Still, if you simply want to accumulate as many units of a company as possible and you are working with limited investment capital, it might be a good idea to look at stocks trading at a relatively low price, preferably single digit. And if that’s what you are going for, there are three TSX stocks under $10 you might want to consider.
An IT company
The tech sector as a whole had a great run after the 2020 crash. While some stocks grew at an unsustainable rate, VIQ Solutions (TSX:VQS) grew relatively modestly. Its 12-month growth is about 90%, and the stock is currently maintaining its upward momentum. It’s currently trading at a price of $7 per share. VIQ’s focus is on digital media transformation, and it caters to six major industries, including legal and media.

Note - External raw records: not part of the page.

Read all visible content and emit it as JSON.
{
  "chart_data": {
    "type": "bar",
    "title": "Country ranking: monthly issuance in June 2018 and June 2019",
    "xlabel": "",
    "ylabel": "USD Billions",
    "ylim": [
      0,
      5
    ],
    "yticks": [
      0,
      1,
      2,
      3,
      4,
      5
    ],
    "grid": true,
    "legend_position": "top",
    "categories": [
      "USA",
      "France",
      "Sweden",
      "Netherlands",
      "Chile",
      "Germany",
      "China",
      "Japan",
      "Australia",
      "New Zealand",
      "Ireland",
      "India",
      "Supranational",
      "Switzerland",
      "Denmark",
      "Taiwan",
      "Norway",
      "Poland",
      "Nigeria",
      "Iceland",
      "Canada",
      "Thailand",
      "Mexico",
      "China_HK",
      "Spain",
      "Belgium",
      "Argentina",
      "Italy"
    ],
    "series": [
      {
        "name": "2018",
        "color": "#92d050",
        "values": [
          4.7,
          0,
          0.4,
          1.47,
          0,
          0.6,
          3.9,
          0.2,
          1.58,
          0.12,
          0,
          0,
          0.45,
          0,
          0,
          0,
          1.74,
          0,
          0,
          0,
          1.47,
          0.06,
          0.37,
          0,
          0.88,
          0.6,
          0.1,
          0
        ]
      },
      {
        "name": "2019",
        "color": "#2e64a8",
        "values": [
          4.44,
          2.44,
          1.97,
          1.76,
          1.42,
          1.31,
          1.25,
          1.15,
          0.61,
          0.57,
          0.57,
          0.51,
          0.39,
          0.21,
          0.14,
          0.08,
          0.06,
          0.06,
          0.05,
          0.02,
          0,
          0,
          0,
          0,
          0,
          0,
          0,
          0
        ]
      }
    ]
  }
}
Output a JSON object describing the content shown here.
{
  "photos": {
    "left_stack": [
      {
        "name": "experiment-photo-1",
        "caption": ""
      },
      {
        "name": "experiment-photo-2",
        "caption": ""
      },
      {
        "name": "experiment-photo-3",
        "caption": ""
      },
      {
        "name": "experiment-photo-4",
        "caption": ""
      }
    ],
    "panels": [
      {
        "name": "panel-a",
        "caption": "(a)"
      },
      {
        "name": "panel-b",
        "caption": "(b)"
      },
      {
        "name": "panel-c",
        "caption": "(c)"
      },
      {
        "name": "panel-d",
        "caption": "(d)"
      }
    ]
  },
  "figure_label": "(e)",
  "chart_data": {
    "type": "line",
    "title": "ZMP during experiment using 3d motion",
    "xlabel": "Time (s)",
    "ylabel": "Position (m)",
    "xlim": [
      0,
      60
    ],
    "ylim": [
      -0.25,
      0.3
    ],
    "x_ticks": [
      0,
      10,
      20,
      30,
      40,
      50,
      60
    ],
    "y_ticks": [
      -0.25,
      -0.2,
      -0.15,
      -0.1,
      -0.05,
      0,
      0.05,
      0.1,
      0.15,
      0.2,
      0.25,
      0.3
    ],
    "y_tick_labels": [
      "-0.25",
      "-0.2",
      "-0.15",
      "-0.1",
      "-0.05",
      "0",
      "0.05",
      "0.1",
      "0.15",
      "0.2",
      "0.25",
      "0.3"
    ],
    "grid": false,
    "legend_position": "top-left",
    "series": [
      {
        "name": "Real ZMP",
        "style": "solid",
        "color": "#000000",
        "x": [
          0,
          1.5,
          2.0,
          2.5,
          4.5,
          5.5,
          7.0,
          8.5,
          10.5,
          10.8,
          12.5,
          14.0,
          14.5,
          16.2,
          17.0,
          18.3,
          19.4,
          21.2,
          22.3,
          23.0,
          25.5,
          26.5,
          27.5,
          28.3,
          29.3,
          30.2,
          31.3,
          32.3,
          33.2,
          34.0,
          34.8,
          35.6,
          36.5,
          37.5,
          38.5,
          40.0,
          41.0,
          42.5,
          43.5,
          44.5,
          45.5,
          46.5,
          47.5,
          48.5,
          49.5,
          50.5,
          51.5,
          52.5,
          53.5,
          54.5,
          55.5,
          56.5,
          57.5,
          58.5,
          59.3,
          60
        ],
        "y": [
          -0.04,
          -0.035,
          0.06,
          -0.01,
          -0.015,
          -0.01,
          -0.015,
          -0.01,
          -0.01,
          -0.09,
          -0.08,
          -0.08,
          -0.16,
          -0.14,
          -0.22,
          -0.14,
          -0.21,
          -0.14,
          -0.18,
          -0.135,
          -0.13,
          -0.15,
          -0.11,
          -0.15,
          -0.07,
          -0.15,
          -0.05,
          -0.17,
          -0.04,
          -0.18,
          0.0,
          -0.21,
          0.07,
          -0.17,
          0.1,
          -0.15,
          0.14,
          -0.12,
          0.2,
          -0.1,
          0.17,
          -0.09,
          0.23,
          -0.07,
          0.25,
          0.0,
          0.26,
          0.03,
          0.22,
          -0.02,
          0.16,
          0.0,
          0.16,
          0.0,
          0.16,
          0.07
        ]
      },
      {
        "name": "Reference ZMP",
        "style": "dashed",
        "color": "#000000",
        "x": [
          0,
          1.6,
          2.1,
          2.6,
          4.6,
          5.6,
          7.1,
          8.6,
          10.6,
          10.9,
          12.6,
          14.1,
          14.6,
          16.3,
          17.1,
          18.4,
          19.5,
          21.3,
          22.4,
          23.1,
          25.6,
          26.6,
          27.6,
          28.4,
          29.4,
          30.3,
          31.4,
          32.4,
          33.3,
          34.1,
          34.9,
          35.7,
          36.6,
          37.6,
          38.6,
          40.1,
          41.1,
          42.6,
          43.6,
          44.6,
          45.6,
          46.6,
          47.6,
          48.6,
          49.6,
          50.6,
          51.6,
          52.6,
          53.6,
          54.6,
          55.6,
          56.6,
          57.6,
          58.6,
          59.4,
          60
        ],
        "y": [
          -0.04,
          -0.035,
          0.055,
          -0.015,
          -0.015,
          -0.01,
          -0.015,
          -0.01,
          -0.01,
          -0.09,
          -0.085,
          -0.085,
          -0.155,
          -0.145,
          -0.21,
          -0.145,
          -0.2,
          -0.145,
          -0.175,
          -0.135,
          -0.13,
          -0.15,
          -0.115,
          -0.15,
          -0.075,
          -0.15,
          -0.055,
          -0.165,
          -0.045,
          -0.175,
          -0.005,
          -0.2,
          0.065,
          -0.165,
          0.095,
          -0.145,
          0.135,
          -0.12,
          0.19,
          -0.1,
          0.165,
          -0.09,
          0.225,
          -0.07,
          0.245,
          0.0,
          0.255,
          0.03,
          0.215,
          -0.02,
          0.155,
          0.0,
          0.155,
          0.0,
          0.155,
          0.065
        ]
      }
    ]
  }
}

VIQ offers four proprietary solutions focused on data capture, documentation, audio-tech, and transcription. It’s a niche market, and VIQ has been doing well for itself, at least for the past couple of years. The stock is overpriced, but the balance sheet is rock-solid, and if the stock follows its revenues, the company might keep growing your money for a few years at least. While its five-year compound annual growth rate of 23.9% is quite impressive, the pattern changes when you go back farther.
A fiber-optic company
The aptly-named Photon Control (TSX:PHO) has a small product line consisting mainly of temperature sensors and fiber-optic-based position sensors. It caters to industries like medical, energy, research, and semiconductor manufacturing. The company has corporate offices in six countries, including China and Japan, in the semiconductor-rich markets.
The company is currently trading at a price of $2.74 per share. It has a powerful balance sheet and had a relatively amazing 2020, especially if you consider revenue growth in the year. The company is a bit overpriced, but it’s relatively stable with a beta of 0.84 and seems financially stable as well since it has minimal debt and a relatively significant cash position.
However, the most important factor worth considering when it comes to Photon Control is its long-term growth prospects. The company might have a hard time replicating its 10-year CAGR of 33.6%, but if it can pull this off, it can expedite the growth of your portfolio considerably.
A high-yield dividend stock
Timbercreek Financials (TSX:TF) is currently trading at $9 per share, and it’s the only stock on this list that might be considered relatively fairly valued. It’s a non-bank lender that offers short-term structured loans to commercial real estate investors. Companies like Timbercreek usually take on a lot of risk working with borrowers who don’t fit neatly into the banking lending criteria, but they also charge a premium for it.
The company doesn’t have any significant growth potential, but it does offer a very enticing yield of 7.5%. The payout ratio is reaching new dangerous heights, but the company hasn’t given any indication of slashing its payouts. And if it can sustain its payouts, then locking in the current yield will be a great way to start a passive income.
Foolish takeaway
No matter the price range you are going for when adding to your portfolio, it’s a good idea to keep diversification in mind. A heavily concentrated portfolio might be amazing until the sector or industry hits a bump and starts to decline. It’s much easier and efficient to have a well-diversified portfolio to begin with rather than revamping your portfolio every time a sector gets in trouble.